Les pensées de Pascal 29/09/2016

Séance du 29-09-2016- Lecture des Pensées de Pascal

Cette 1ère séance consacrée aux Pensées de Pascal prolongera en partie la réflexion générale sur le bonheur de la séance du 15-09, dans la mesure où Pascal place cette question au centre de ses Pensées. Ce sera aussi l’occasion de confronter son analyse à celle d’Aristote, que nous avons abordée partiellement et rapidement le 15-09. Etant donné les limites de temps de la séance, je me vois obligé de faire une présentation très écourtée de Pascal et de son œuvre (éventuellement nous y reviendrons). Sur ce point notamment, je conseille la lecture du livre très clair et très instructif d’E. Carsin : « Pascal, pas à pas » chez Ellipses. Enfin, je vous conseille à nouveau de vous procurer les Pensées de Pascal dans l’édition Le Guern, chez Folio. C’est à elle que je fais référence.

Introduction

Pour cerner le plan des Pensées, il faut regarder la table des matières p-68, et lire les fragments 4 et 10. Pascal va montrer d’abord à l’homme la misère de sa condition (dont témoigne le caractère illusoire et dérisoire de sa recherche du bonheur) pour le conduire à voir où est sa vraie grandeur et son véritable bien.

Le problème est le suivant : pourquoi (selon Pascal) le bonheur que recherchent tous les hommes, est-il inaccessible ? Comment expliquer qu’ils ne puissent l’atteindre ?

    1. Le bonheur n’est pas une fin naturelle que la raison peut déterminer en se fondant sur la connaissance de l’homme

      1. a- Rappel de l’analyse d’Aristote au livre I de l’Ethique à Nicomaque :

      2. - L’homme heureux est celui qui remplit bien sa « fonction » d’homme ;

      3. - Le bonheur est une fin prescrite par la nature à l’homme ; la réflexion sur le bonheur est inséparable de la considération du « cosmos ».

      4. b- La rupture de Pascal avec les philosophes qui prétendent connaître l’homme et fonder sur cette connaissance le vrai bonheur humain :

      5. - Le bonheur ne peut plus être considéré comme une fin prescrite à l’homme par la nature : la destruction de l’idée de cosmos par la révolution galiléenne qui lui substitue l’idée d’un univers infini (fragment 185 : « Disproportion de l’homme »).

      6. - La double nature de l’homme, le « péché originel » d’Adam : l’homme est un être déchu, « un roi dépossédé » (fragments 139 et 107) : « Il y a eu autrefois dans l’homme un véritable bonheur, dont il ne lui reste maintenant que la marque et la trace toute vide » (fragment 138).

      7. - L’homme est un « mystère » que la raison ne peut connaître et que seule la religion chrétienne peut éclairer (fragment 122).

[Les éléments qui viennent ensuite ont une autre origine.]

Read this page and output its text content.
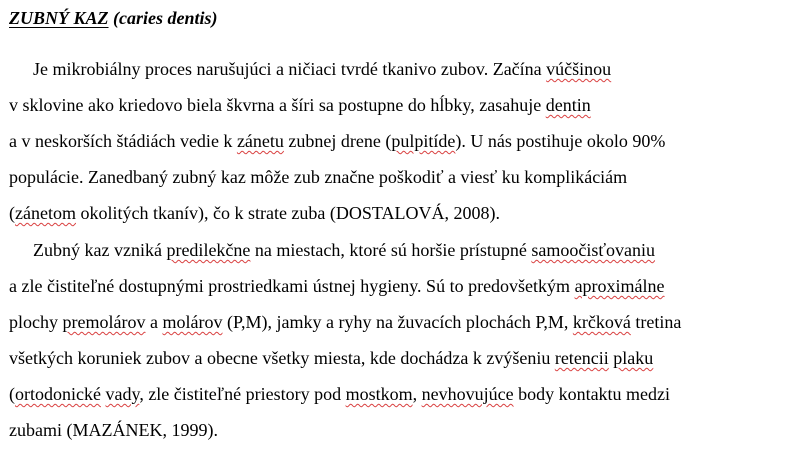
ZUBNÝ KAZ (caries dentis)
Je mikrobiálny proces narušujúci a ničiaci tvrdé tkanivo zubov. Začína vúčšinou
v sklovine ako kriedovo biela škvrna a šíri sa postupne do hĺbky, zasahuje dentin
a v neskorších štádiách vedie k zánetu zubnej drene (pulpitíde). U nás postihuje okolo 90%
populácie. Zanedbaný zubný kaz môže zub značne poškodiť a viesť ku komplikáciám
(zánetom okolitých tkanív), čo k strate zuba (DOSTALOVÁ, 2008).
Zubný kaz vzniká predilekčne na miestach, ktoré sú horšie prístupné samoočisťovaniu
a zle čistiteľné dostupnými prostriedkami ústnej hygieny. Sú to predovšetkým aproximálne
plochy premolárov a molárov (P,M), jamky a ryhy na žuvacích plochách P,M, krčková tretina
všetkých koruniek zubov a obecne všetky miesta, kde dochádza k zvýšeniu retencii plaku
(ortodonické vady, zle čistiteľné priestory pod mostkom, nevhovujúce body kontaktu medzi
zubami (MAZÁNEK, 1999).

    2. La recherche du bonheur témoigne de la nature contradictoire (« contrariétés ») de l’homme

      1. a-« L’homme passe infiniment l’homme » (fragment 122) : l’idée que l’homme a du bonheur exprime une aspiration à l’infini qui ne peut trouver satisfaction dans aucun objet fini (« ce gouffre infini ne peut être rempli que par un objet infini et immuable, c'est-à-dire que par Dieu même », fragment 138).

      2. b- En l’absence d’un souverain bien humain (et à défaut d’identifier Dieu comme le véritable souverain bien), la recherche d’un bonheur seulement humain ne peut être qu’une course illusoire et absurde : n’importe quelle chose peut momentanément jouer le rôle du souverain bien aux yeux de l’imagination humaine (fragment 138).

    1. La course au bonheur : le « divertissement » (« On aime mieux la chasse que la prise », note du fragment 126)

      1. a- L’« ennui » comme raison profonde de l’agitation des hommes (fragment 74)

      2. b- La nature contradictoire de l’homme (la conjugaison de deux « instincts secrets et contraires ») permet d’expliquer le « divertissement » par lequel on « tend au repose par l’agitation » (fragment 126).

      3. c- La nécessité du divertissement (« les détourner de penser à soi ») : sa fonction unique et universelle rend commensurables entre elles des activités aussi diverses que le jeu, la chasse, l’exercice du pouvoir, le travail du laboureur….

      4. d- La « sottise » des philosophes (exemple des Stoïciens) : en dénonçant le divertissement, ils prétendent être au dessus de la mêlée, mais ils n’y échappent pas plus que les autres hommes. En les exhortant à « rentrer en eux-mêmes », ils ne comprennent pas pourquoi il est inévitable que les hommes cherchent leur bonheur « hors d’eux-mêmes » (fragments 133 et 386). « Le bonheur n’est ni hors de nous ni dans nous ; il est en Dieu et hors et dans nous » (fragment 386).